«Les aidants naturels ne doivent pas hésiter à demander de l’aide», insiste la chargée de projet de l’Association québécoise de défense des droits des personnes retraitées et préretraitées, Jacinthe Tremblay, en citant le drame survenu dans la famille Blanchette.
Chargée de projet de l’AQDR à Saguenay, Jacinthe Tremblay considère que beaucoup de services sont mis à la disposition des aidants naturels et que le drame survenu il y a deux semaines dans la famille Blanchette aurait pu être évité. «Les proches aidants ne sont pas au courant du support qu’ils peuvent recevoir. Il faut demander de l’aide avant de se sentir épuisé», explique Mme Tremblay.
Deux projets sont offerts par l’ADQR, «se rencontrer et se parler» ainsi que la «clef du répit». Le premier service est renouvelé chaque année et invite les gens à se rassembler pour développer des outils afin de mieux gérer la situation. Des trucs sont aussi amenés pour interagir avec la personne en perte d’autonomie.
Le deuxième projet est permanent depuis 2005. Accompagnatrices et accompagnateurs se rendent chez l’aidant trois heures par semaine.

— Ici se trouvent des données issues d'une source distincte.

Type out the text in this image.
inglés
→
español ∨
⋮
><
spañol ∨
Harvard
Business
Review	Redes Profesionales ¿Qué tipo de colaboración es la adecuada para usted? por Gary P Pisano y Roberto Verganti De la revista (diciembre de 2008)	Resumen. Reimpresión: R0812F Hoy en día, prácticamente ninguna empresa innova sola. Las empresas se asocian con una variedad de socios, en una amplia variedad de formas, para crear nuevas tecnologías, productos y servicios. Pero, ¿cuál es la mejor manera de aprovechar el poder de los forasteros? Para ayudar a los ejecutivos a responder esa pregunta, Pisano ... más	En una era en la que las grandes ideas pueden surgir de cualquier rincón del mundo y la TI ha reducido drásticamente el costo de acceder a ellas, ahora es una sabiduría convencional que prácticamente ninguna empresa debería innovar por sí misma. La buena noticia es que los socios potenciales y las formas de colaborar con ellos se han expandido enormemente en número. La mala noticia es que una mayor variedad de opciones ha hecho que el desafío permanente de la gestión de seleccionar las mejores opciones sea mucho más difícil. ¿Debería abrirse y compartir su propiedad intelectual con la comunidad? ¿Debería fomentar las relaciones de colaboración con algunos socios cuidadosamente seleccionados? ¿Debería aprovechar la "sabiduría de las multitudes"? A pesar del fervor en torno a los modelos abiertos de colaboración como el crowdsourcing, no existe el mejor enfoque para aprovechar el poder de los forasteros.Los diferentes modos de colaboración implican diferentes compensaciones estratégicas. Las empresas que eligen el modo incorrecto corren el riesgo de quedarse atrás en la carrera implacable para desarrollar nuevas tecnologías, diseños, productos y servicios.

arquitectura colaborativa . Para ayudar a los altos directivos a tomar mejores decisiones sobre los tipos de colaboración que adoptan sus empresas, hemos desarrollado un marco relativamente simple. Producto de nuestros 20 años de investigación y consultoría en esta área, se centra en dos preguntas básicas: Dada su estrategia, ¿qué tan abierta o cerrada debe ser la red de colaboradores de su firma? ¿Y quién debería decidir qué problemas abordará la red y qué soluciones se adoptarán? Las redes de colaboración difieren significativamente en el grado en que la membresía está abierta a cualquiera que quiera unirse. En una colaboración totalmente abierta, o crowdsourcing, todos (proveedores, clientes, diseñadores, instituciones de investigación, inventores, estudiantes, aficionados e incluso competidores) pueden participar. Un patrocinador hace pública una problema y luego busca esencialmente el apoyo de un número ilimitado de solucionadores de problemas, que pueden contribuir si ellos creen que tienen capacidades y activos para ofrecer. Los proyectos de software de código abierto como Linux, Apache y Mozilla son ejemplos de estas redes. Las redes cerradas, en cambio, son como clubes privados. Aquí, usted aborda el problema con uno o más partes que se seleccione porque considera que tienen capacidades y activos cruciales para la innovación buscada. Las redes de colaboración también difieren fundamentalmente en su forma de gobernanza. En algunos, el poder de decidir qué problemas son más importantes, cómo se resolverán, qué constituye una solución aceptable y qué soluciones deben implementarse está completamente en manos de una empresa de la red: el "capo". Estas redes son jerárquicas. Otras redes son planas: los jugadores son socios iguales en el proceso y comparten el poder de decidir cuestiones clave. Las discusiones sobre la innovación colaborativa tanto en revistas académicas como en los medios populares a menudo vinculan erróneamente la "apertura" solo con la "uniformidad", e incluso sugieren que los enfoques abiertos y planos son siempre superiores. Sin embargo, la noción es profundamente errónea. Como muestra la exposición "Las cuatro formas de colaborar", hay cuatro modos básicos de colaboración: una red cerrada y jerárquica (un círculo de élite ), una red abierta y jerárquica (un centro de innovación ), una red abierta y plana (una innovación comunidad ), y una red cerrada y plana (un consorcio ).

Aidante depuis deux ans, Josée Tremblay (nom fictif) aurait bien besoin d’un moment de répit. Elle a dû faire le choix déchirant de mettre sa vie en marge ou de placer sa mère dans un foyer pour personnes âgées. «Avec tout ce qu’on entend de sordide sur ces endroits, je ne voulais pas que ma mère se fasse brasser», explique Mme Tremblay.
Celle qui travaille à temps plein a trouvé de peine et de misère quelqu’un pour la relayer pendant le jour. «J’ai cherché pendant un été au complet la personne qui pourrait prendre soin de ma mère. Le Centre de santé et services sociaux (CSSS) à Saguenay proposait des personnes ressources, mais ces intervenantes avaient très peu de disponibilité», déplore la femme.
Josée Tremblay peut quand même compter sur l’aide hebdomadaire d’une intervenante du CSSS et la visite mensuelle d’une nutritionniste. Ce qu’elle déplore particulièrement est le manque d’aide de sa famille. «Leur aide ne vient pas naturellement. Je dois leur demander. J’aimerais bien me prendre deux semaines de congé moi aussi, mais c’est impossible.